Aunque existen varias opiniones respecto al género del microrrelato, todos los que nos permitimos la licencia de practicarlo, sabemos más o menos algunas de sus principales características. Pero… ¿Cuántas formas existen para captar la atención de un lector de microrrelatos? Y lo que es más importante… ¿Cuál es más efectiva?
Para ayudaros con la respuesta, he reunido algunos brillantes microrrelatos que funcionan a modo de ejemplo.
Fijémonos en un microrrelato cuyas verdaderas armas seductoras sean las mismas palabras, su belleza acumulada en cada asociación con las demás. Puede impactar y mucho y con ello captar fácilmente la simpatía de quién lo lee, sin precisar una historia o un argumento de peso, sino comprueben…
Pirofobia, César Socorro (el blog de ismed)
Cuando la ardiente cerilla se acercó, la hoja de papel sufrió un ataque de Parkinson. Al rozarle, un cosquilleo de intensa pimienta le recorrió una de sus esquinas. Su blanco vestido se tiñó de gris a negro en segundos. La llama la desnudó a mordiscos, escupiendo al viento sus apolillados restos.
Otro método, emplear una idea brillante, original, que por sí sola logré la aprobación y el deleite del lector. En realidad, a veces, no hace falta nada más.

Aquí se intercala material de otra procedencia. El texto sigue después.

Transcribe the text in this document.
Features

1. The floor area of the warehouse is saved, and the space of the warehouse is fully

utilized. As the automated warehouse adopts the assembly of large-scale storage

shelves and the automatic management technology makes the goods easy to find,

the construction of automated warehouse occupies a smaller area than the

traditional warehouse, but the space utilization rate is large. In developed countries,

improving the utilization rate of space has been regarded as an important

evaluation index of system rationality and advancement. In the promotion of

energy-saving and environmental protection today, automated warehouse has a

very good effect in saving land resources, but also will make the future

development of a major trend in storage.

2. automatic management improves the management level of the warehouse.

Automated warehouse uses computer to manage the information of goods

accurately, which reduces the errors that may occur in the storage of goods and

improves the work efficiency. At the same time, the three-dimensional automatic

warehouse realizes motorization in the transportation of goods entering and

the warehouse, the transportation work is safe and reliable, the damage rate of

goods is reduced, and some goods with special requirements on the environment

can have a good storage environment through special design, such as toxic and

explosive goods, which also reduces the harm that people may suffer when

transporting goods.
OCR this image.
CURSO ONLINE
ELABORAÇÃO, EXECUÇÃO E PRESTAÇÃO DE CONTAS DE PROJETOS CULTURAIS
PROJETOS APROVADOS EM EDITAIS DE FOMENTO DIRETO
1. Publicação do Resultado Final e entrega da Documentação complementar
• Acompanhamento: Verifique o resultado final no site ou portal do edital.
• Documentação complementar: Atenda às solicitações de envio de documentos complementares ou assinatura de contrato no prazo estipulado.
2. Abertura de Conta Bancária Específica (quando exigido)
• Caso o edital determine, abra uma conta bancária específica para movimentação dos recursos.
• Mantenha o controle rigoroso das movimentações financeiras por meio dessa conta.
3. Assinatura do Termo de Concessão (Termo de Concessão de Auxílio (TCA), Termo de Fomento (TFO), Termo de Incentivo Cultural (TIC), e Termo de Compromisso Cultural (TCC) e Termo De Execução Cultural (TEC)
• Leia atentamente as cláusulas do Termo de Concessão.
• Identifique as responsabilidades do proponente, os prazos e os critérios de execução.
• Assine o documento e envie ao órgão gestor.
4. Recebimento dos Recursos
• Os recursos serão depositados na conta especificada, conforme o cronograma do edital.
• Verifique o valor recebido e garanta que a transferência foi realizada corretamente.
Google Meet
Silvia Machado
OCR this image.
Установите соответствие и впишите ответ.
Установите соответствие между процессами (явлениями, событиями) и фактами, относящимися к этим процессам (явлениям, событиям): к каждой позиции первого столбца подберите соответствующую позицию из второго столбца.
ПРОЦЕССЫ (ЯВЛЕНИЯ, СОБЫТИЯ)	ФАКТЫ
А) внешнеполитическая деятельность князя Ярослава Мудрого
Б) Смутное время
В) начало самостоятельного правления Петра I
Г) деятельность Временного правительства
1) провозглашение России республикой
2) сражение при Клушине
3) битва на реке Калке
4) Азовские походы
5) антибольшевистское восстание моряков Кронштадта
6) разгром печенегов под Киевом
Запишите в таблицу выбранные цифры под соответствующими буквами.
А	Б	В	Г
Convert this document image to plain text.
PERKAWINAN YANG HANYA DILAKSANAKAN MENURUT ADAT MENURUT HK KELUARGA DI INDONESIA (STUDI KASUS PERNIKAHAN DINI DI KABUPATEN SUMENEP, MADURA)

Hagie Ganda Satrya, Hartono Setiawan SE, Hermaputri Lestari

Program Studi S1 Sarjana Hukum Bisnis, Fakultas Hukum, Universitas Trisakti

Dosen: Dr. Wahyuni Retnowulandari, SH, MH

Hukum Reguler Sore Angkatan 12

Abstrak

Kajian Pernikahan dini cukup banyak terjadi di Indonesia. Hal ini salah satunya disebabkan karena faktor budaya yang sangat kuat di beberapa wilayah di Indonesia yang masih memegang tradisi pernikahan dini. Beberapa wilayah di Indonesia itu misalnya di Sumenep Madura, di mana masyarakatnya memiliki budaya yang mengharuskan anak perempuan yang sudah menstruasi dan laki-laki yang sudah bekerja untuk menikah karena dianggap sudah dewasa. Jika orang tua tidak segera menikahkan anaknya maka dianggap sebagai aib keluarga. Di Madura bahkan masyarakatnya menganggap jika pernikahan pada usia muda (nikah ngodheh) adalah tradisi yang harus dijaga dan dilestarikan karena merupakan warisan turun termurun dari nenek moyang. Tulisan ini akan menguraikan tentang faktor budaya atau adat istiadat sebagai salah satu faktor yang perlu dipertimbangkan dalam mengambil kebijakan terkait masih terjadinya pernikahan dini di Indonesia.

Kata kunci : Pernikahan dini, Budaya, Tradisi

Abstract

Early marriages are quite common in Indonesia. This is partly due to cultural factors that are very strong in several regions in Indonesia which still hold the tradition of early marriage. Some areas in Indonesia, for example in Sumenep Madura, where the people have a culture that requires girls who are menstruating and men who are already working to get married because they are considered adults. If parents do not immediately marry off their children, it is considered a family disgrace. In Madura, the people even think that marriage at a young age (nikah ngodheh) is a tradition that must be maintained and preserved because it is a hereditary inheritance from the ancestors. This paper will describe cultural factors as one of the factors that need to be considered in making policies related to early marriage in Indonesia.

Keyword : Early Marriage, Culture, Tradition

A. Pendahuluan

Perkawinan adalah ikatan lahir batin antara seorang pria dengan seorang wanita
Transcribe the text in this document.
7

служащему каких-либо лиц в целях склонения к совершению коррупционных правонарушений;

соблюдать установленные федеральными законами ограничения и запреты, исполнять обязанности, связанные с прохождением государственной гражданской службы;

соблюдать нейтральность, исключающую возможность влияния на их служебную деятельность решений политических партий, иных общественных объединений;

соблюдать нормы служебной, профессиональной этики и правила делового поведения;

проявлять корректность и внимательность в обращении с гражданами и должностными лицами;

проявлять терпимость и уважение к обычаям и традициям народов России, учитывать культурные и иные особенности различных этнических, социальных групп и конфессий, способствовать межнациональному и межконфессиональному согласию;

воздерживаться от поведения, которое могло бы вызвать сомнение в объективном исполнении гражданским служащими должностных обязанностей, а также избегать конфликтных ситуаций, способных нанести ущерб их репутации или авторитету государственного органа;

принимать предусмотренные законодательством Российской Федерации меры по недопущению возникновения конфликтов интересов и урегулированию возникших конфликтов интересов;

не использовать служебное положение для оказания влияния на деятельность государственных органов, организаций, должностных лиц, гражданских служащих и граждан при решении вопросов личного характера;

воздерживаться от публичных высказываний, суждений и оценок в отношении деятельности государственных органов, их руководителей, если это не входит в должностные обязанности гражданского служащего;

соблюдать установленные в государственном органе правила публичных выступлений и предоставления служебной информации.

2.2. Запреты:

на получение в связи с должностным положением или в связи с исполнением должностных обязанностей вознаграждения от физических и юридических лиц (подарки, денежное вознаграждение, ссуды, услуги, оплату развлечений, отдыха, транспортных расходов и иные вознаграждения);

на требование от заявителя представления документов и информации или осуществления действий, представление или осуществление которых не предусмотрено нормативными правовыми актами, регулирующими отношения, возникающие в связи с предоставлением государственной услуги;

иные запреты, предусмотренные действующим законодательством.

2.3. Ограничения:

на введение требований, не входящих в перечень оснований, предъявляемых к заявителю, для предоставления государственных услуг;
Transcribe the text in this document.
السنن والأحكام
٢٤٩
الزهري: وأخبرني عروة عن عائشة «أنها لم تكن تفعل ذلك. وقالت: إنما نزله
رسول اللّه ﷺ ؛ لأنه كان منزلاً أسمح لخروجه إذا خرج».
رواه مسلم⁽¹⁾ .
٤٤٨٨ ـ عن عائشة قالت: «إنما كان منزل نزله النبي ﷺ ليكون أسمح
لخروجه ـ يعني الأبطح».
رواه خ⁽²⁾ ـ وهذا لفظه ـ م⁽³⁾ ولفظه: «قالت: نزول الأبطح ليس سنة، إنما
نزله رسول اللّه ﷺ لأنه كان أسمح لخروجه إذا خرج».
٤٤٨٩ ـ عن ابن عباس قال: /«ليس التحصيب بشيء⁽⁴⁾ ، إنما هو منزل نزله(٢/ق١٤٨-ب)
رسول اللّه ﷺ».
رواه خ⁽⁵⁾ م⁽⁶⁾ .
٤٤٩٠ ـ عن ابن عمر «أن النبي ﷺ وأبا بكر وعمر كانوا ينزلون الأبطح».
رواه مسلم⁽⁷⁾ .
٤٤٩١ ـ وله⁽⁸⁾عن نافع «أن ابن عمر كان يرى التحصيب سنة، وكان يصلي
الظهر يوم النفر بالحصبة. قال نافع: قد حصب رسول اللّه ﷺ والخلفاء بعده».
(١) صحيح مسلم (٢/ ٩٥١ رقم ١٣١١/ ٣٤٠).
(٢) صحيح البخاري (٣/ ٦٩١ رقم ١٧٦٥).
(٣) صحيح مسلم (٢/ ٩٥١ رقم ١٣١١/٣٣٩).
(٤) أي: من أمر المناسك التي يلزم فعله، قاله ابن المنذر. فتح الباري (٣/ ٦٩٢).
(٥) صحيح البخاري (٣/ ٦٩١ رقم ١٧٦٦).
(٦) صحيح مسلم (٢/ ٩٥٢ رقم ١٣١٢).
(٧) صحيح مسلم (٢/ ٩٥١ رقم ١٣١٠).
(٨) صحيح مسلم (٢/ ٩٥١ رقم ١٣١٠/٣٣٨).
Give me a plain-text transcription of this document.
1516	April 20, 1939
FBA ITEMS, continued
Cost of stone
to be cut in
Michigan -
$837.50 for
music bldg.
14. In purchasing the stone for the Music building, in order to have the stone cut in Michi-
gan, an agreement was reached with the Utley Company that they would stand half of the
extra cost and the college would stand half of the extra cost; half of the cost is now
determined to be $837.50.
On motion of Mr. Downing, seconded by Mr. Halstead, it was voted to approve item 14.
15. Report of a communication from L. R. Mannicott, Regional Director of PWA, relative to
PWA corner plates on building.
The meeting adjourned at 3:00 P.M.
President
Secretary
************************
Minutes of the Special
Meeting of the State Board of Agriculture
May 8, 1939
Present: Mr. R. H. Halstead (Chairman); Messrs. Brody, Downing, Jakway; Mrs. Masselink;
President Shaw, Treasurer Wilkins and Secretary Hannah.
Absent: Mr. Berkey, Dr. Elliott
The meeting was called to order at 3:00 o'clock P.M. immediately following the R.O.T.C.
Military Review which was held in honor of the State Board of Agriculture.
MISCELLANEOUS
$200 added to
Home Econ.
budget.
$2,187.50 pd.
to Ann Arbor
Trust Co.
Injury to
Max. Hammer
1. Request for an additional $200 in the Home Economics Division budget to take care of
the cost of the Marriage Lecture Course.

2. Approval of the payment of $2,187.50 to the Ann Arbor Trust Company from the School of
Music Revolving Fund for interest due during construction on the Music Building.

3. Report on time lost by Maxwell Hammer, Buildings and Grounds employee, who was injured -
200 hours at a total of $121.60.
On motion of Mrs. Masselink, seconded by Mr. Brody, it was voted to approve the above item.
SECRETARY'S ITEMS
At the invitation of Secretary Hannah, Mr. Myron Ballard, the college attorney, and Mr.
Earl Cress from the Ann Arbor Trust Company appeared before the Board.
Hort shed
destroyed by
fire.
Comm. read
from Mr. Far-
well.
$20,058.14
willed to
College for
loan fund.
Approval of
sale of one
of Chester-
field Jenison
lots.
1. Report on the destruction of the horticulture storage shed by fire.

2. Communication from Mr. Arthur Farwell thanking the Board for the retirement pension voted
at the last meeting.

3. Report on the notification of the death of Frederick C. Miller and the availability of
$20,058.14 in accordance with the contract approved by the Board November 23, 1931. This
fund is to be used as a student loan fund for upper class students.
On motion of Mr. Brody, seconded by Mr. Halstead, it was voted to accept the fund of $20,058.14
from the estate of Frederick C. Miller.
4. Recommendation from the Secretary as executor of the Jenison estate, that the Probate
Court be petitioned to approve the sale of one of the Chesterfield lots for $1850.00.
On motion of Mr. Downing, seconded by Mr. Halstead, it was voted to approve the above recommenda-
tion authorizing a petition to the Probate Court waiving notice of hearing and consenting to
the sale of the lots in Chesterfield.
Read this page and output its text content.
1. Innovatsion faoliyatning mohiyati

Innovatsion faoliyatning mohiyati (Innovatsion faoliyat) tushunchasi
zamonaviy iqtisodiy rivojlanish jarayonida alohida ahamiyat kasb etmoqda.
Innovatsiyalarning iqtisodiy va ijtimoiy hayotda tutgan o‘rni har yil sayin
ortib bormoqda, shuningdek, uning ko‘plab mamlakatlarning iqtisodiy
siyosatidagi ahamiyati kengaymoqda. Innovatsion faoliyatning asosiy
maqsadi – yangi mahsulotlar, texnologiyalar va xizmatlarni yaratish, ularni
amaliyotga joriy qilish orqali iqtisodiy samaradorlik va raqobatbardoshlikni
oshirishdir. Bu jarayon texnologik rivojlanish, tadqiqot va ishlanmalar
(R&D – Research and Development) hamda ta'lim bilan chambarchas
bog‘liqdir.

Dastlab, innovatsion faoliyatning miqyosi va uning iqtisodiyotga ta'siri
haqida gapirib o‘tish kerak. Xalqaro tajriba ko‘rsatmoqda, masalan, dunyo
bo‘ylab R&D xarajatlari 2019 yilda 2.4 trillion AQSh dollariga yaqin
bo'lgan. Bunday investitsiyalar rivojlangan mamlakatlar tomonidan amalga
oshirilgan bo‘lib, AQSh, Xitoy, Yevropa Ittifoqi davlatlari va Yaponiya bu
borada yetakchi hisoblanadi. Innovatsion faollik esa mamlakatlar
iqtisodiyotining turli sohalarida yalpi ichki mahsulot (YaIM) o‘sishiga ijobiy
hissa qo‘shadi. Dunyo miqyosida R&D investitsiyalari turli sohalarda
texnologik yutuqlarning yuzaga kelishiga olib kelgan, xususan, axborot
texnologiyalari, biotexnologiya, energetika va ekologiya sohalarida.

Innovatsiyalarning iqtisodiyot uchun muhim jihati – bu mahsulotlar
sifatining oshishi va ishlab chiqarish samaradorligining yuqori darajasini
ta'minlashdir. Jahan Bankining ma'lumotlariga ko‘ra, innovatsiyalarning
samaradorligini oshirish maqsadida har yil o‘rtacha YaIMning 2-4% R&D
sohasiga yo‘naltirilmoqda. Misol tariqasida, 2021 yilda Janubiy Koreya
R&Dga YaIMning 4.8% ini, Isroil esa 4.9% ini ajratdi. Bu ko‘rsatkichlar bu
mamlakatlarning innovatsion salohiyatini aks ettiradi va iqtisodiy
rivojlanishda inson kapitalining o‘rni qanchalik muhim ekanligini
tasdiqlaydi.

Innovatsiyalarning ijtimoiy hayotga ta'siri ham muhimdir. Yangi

Perspectiva, Jean Peirre Bravo Zapata
El pequeño pez estaba seguro de que el niño que lo miraba detrás del vidrio, estaba cautivo.
Qué me dicen del famoso giro inesperado del final, ese que los fanáticos lectores de microrrelatos ansían encontrarse en el último cruce del texto. También funciona y mucho. Es sin duda uno de los recursos más utilizados: el autor te lleva por un camino y después te sale por otro. Así te lo consigues ganar, de golpe. Veamos un ejemplo:
El que espera, Martín Gardella
Tras largos meses de expectativa, noté el centelleo de una botella entre la espuma. Un papel amarillento, perfectamente enroscado en su interior, me traía sus noticias. Decía que le gustaban mis cartas, que deseaba conocerme y que también estaba enamorándose de mí.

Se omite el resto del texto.